Worker Honeybee Sterility: A Proteomic Analysis of Suppressed Ovary Activation

Eusocial behavior is extensively studied in the honeybee, Apis mellifera, as it displays an extreme form of altruism. Honeybee workers are generally obligatory sterile in a bee colony headed by a queen, but the inhibition of ovary activation is lifted upon the absence of queen and larvae. Worker bees are then able to develop mature, viable eggs. The detailed repressive physiological mechanisms that are responsible for this remarkable phenomenon are as of yet largely unknown. Physiological studies today mainly focus on the transcriptome, while the proteome stays rather unexplored.

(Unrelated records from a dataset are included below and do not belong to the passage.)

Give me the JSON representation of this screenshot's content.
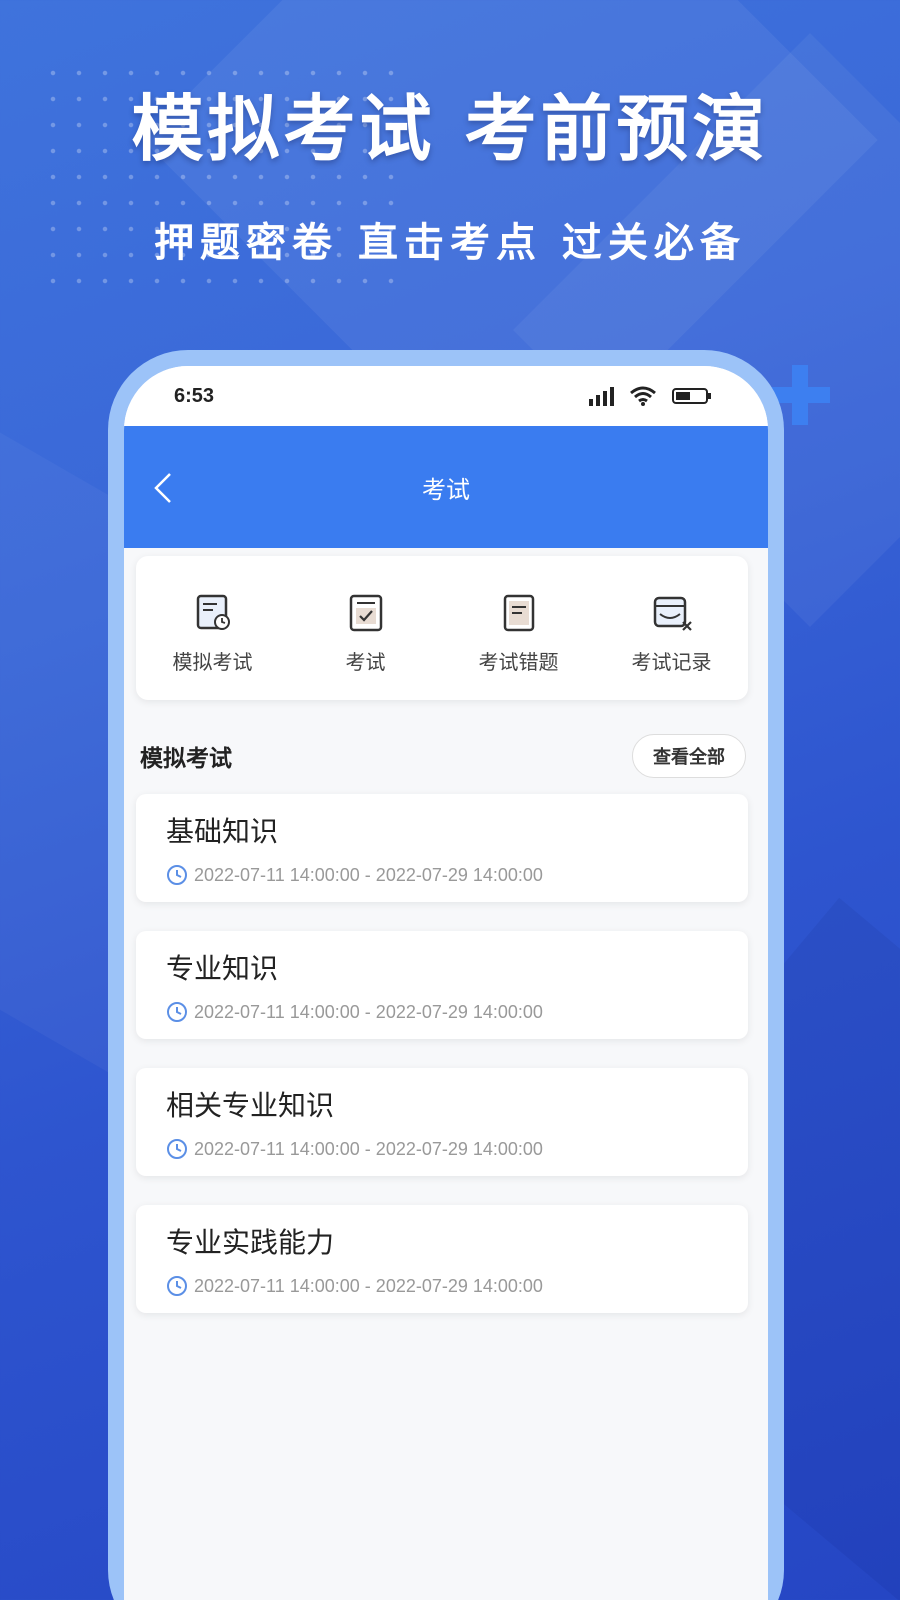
{
  "promo": {
    "headline": "模拟考试 考前预演",
    "subline": "押题密卷 直击考点 过关必备"
  },
  "status_bar": {
    "time": "6:53"
  },
  "nav": {
    "title": "考试"
  },
  "menu": [
    {
      "label": "模拟考试",
      "icon": "mock-exam-icon"
    },
    {
      "label": "考试",
      "icon": "exam-check-icon"
    },
    {
      "label": "考试错题",
      "icon": "wrong-questions-icon"
    },
    {
      "label": "考试记录",
      "icon": "exam-record-icon"
    }
  ],
  "section": {
    "title": "模拟考试",
    "view_all": "查看全部"
  },
  "exams": [
    {
      "name": "基础知识",
      "time": "2022-07-11 14:00:00 - 2022-07-29 14:00:00"
    },
    {
      "name": "专业知识",
      "time": "2022-07-11 14:00:00 - 2022-07-29 14:00:00"
    },
    {
      "name": "相关专业知识",
      "time": "2022-07-11 14:00:00 - 2022-07-29 14:00:00"
    },
    {
      "name": "专业实践能力",
      "time": "2022-07-11 14:00:00 - 2022-07-29 14:00:00"
    }
  ],
  "colors": {
    "nav_blue": "#3a7cf0",
    "background_blue": "#2e55cf",
    "phone_frame": "#9cc3f8"
  }
}
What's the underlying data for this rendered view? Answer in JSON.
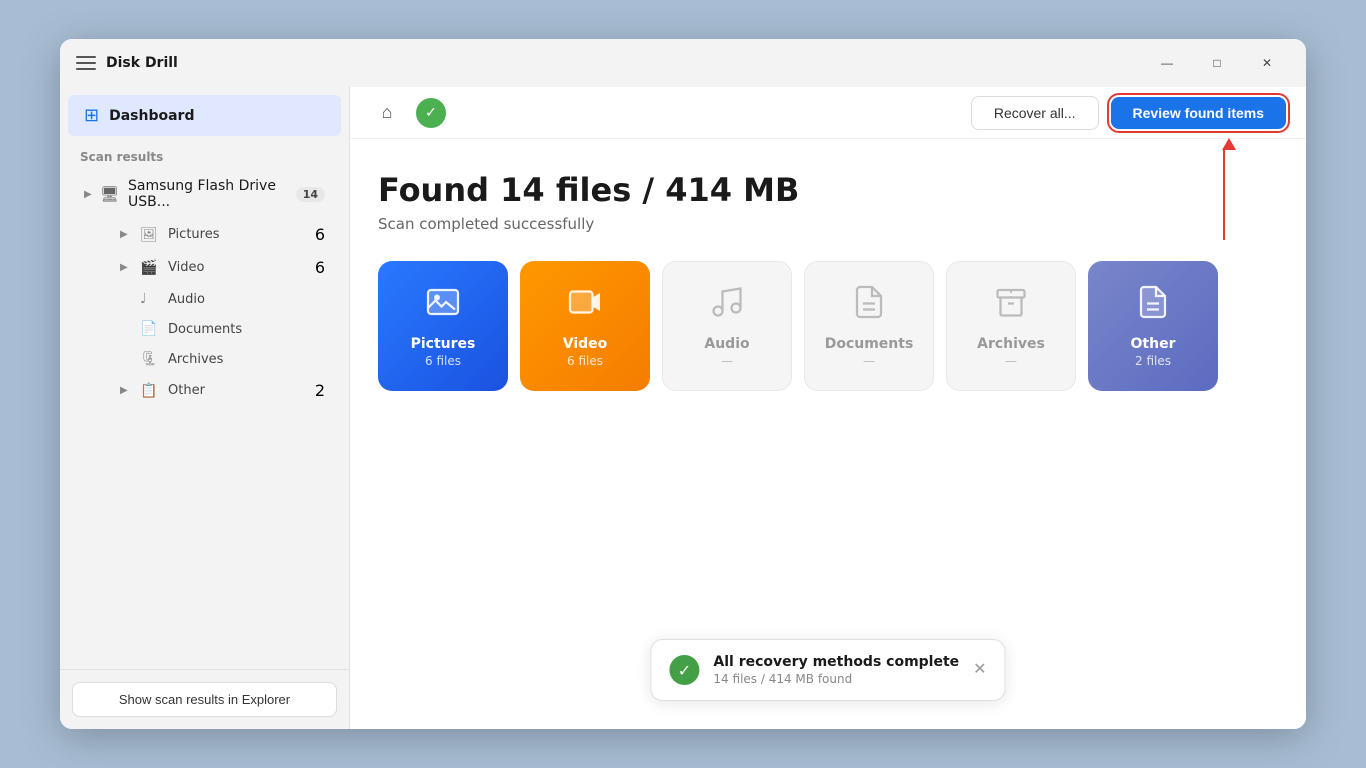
{
  "window": {
    "title": "Disk Drill",
    "controls": {
      "minimize": "—",
      "maximize": "□",
      "close": "✕"
    }
  },
  "sidebar": {
    "dashboard_label": "Dashboard",
    "scan_results_label": "Scan results",
    "items": [
      {
        "id": "samsung",
        "label": "Samsung Flash Drive USB...",
        "badge": "14",
        "has_chevron": true,
        "icon": "💾"
      }
    ],
    "sub_items": [
      {
        "id": "pictures",
        "label": "Pictures",
        "badge": "6",
        "icon": "🖼"
      },
      {
        "id": "video",
        "label": "Video",
        "badge": "6",
        "icon": "🎬"
      },
      {
        "id": "audio",
        "label": "Audio",
        "badge": "",
        "icon": "🎵"
      },
      {
        "id": "documents",
        "label": "Documents",
        "badge": "",
        "icon": "📄"
      },
      {
        "id": "archives",
        "label": "Archives",
        "badge": "",
        "icon": "🗜"
      },
      {
        "id": "other",
        "label": "Other",
        "badge": "2",
        "icon": "📋"
      }
    ],
    "show_explorer_btn": "Show scan results in Explorer"
  },
  "toolbar": {
    "recover_btn": "Recover all...",
    "review_btn": "Review found items"
  },
  "content": {
    "found_title": "Found 14 files / 414 MB",
    "scan_status": "Scan completed successfully",
    "cards": [
      {
        "id": "pictures",
        "label": "Pictures",
        "count": "6 files",
        "type": "active-blue",
        "icon": "🖼"
      },
      {
        "id": "video",
        "label": "Video",
        "count": "6 files",
        "type": "active-orange",
        "icon": "🎬"
      },
      {
        "id": "audio",
        "label": "Audio",
        "count": "—",
        "type": "inactive",
        "icon": "🎵"
      },
      {
        "id": "documents",
        "label": "Documents",
        "count": "—",
        "type": "inactive",
        "icon": "📄"
      },
      {
        "id": "archives",
        "label": "Archives",
        "count": "—",
        "type": "inactive",
        "icon": "🗜"
      },
      {
        "id": "other",
        "label": "Other",
        "count": "2 files",
        "type": "active-purple",
        "icon": "📋"
      }
    ]
  },
  "toast": {
    "title": "All recovery methods complete",
    "subtitle": "14 files / 414 MB found",
    "close": "✕"
  }
}
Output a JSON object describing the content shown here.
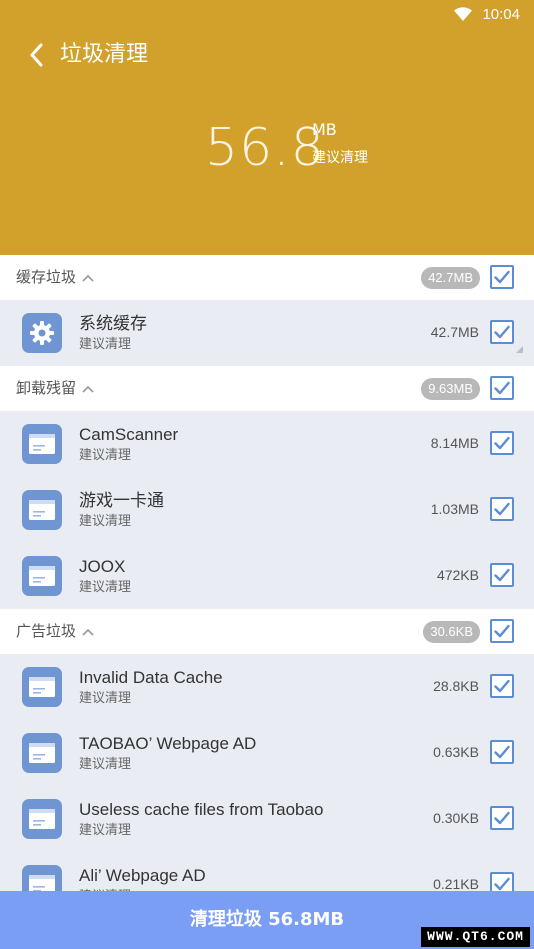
{
  "status_bar": {
    "time": "10:04"
  },
  "header": {
    "title": "垃圾清理",
    "total_value": "56.8",
    "total_unit": "MB",
    "total_hint": "建议清理",
    "bg_color": "#d2a12c"
  },
  "sections": [
    {
      "title": "缓存垃圾",
      "size": "42.7MB",
      "checked": true,
      "items": [
        {
          "icon": "gear-icon",
          "name": "系统缓存",
          "sub": "建议清理",
          "size": "42.7MB",
          "checked": true
        }
      ]
    },
    {
      "title": "卸载残留",
      "size": "9.63MB",
      "checked": true,
      "items": [
        {
          "icon": "folder-icon",
          "name": "CamScanner",
          "sub": "建议清理",
          "size": "8.14MB",
          "checked": true
        },
        {
          "icon": "folder-icon",
          "name": "游戏一卡通",
          "sub": "建议清理",
          "size": "1.03MB",
          "checked": true
        },
        {
          "icon": "folder-icon",
          "name": "JOOX",
          "sub": "建议清理",
          "size": "472KB",
          "checked": true
        }
      ]
    },
    {
      "title": "广告垃圾",
      "size": "30.6KB",
      "checked": true,
      "items": [
        {
          "icon": "folder-icon",
          "name": "Invalid Data Cache",
          "sub": "建议清理",
          "size": "28.8KB",
          "checked": true
        },
        {
          "icon": "folder-icon",
          "name": "TAOBAO’ Webpage AD",
          "sub": "建议清理",
          "size": "0.63KB",
          "checked": true
        },
        {
          "icon": "folder-icon",
          "name": "Useless cache files from Taobao",
          "sub": "建议清理",
          "size": "0.30KB",
          "checked": true
        },
        {
          "icon": "folder-icon",
          "name": "Ali’ Webpage AD",
          "sub": "建议清理",
          "size": "0.21KB",
          "checked": true
        }
      ]
    }
  ],
  "bottom_button": {
    "label": "清理垃圾 56.8MB",
    "bg_color": "#7b9ef5"
  },
  "watermark": "WWW.QT6.COM",
  "colors": {
    "accent": "#5b8dd6",
    "icon_bg": "#6f96d2"
  }
}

Here, we present a quantitative 2-dimensional differential gel electrophoresis comparison between activated and inactivated worker ovaries and brains of reproductive and sterile worker bees, including a spot map of ovaries, containing 197 identified spots. Our findings suggest that suppression of ovary activation might involve a constant interplay between primordial oogenesis and subsequent degradation, which is probably mediated through steroid and neuropeptide hormone signaling. Additionally, the observation of higher viral protein loads in both the brains and ovaries of sterile workers is particularly noteworthy. This data set will be of great value for future research unraveling the physiological mechanisms underlying the altruistic sterility in honeybee workers.